When a chef begins advice with “be prepared to ruin a lot of it before you’re good at it,” you know you’re up against a different animal, so to speak. In this case, the subject is octopus, and the chef offering the advice is Jonathan Krell, executive chef at Patrono, 305 N Walker.
“Cooking with octopus is like baking, in that the dish lets you know right away you didn’t do it right,” Krell says. “The best advice I can give is to try it dining out so you know what it’s supposed to taste like first … if you insist on making it at home.”
The caveat is not chef-ly arrogance, though: Octopus is famous for being one of the most difficult ingredients to work with. Gordon Ramsay once used profanity on a televised cooking show (which isn’t a vanishingly rare thing) when a contestant chose to work with grilled octopus.
Octopus has long been a staple of east Asian and Mediterranean cooking, but the cephalopod doesn’t usually find its way onto OKC menus … with some notable exceptions. Tokyo Japanese Restaurant, 7516 N Western, serves it in several of its rolls, and in Takoyaki – a traditional dish that uses minced, sliced or ground octopus in dumplings – and Takosu, a salad with sliced octopus. The dishes are exceptional, like everything else Tokyo does, and if you are looking for a solid introduction, that is a great place to begin.
Jason Campbell, executive chef at Mary Eddy’s in 21c Museum Hotel, 900 W Main, loves working with octopus, too.
“It’s the kind of dish I like to eat when I’m dining out, but I rarely do unless I know who prepared it,” Campbell says. “It’s a trust thing.”
Campbell, who has his high quality Spanish octopus flown in, said he was nervous about putting it on Mary Eddy’s menu, but guests have responded well.
“We are on the third set of octopus, and it’s one of my favorite things on the menu,” he says.
The challenge of octopus is not really the flavor. Most diners, when trying octopus for the first time, find the taste pleasant – assuming it’s prepared properly. It’s a little bit briny, a little sweet and not at all “fishy,” which is a word Campbell never wants servers using to describe seafood.
“It’s really its own thing,” Campbell says, “and it’s incredibly versatile. The difficulty of octopus is the texture and the skin.”
Octopus needs to be boiled or braised before it can be used in a dish. Krell said he has boiled a large-ish octopus two hours and 45 minutes. Most home cooks don’t have that kind of time, and even if they do, the boiling is only step one.
“The skin is where it can really go bad,” Campbell says. “If you peel the skin, the octopus can dry out quickly, but if you don’t get the skin crispy, you’re left with something that is really … gelatinous.”
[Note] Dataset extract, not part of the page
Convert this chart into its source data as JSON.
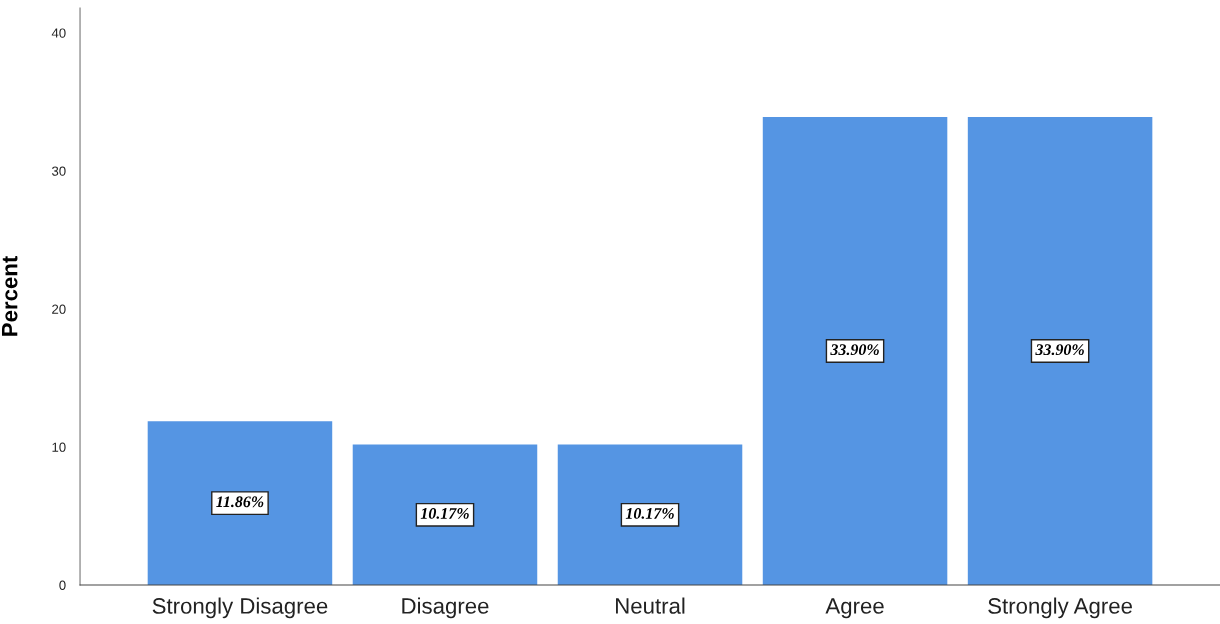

He paused before using the word, but it’s totally accurate. The two most common complaints about octopus are “slimy” skin and chewy texture. If it is overcooked, it can make overcooked calamari seem tender by comparison. To crisp the skin, Campbell flash fries the tentacles after braising and rolling them in very light batter. Krell opts for a hot grill. Either method requires high heat, to dry the skin quickly without drying the meat.
If the preparation is done properly, the octopus will be crispy outside and tender but al dente chewy within. From that point on, it can be used in a variety of dishes, but both chefs typically prefer it as an appetizer.
“I’ve seen it used many ways,” Campbell says, “even as a main course with pasta, but I like to have a few bites and then move onto something else.”
The Mary Eddy’s preparation involved citrus, garlic, cilantro, onions, charred shishito peppers and housemade sambal, a hot sauce most often associated with Indonesia, Malaysia and other southeast Asian nations. Campbell changes his menu constantly based on availability, so preparation likely will have changed when this issue arrives.
Krell will change his preparation, as well. His first octopus appetizer at Patrono featured crispy potatoes, pickled onions, garlic-lemon aioli and fresh radishes.
From a chef’s perspective, the beauty of octopus is that it can be used with an almost unlimited number of dishes in any season – or as Campbell puts it, “There are 1,001 ways to prepare it.”
Grand House, 2701 N Classen Blvd., uses thinly sliced cephalopod in its octopus salad, and it’s also available as a sashimi option. You can find it frozen in a few specialty grocers, but Krell warned against it. “It’ll most likely be terribly chewy,” he says. Always heed the caveats of good chefs – but when you find a source you like, get your tentacles on it, because octopus can be a true treat.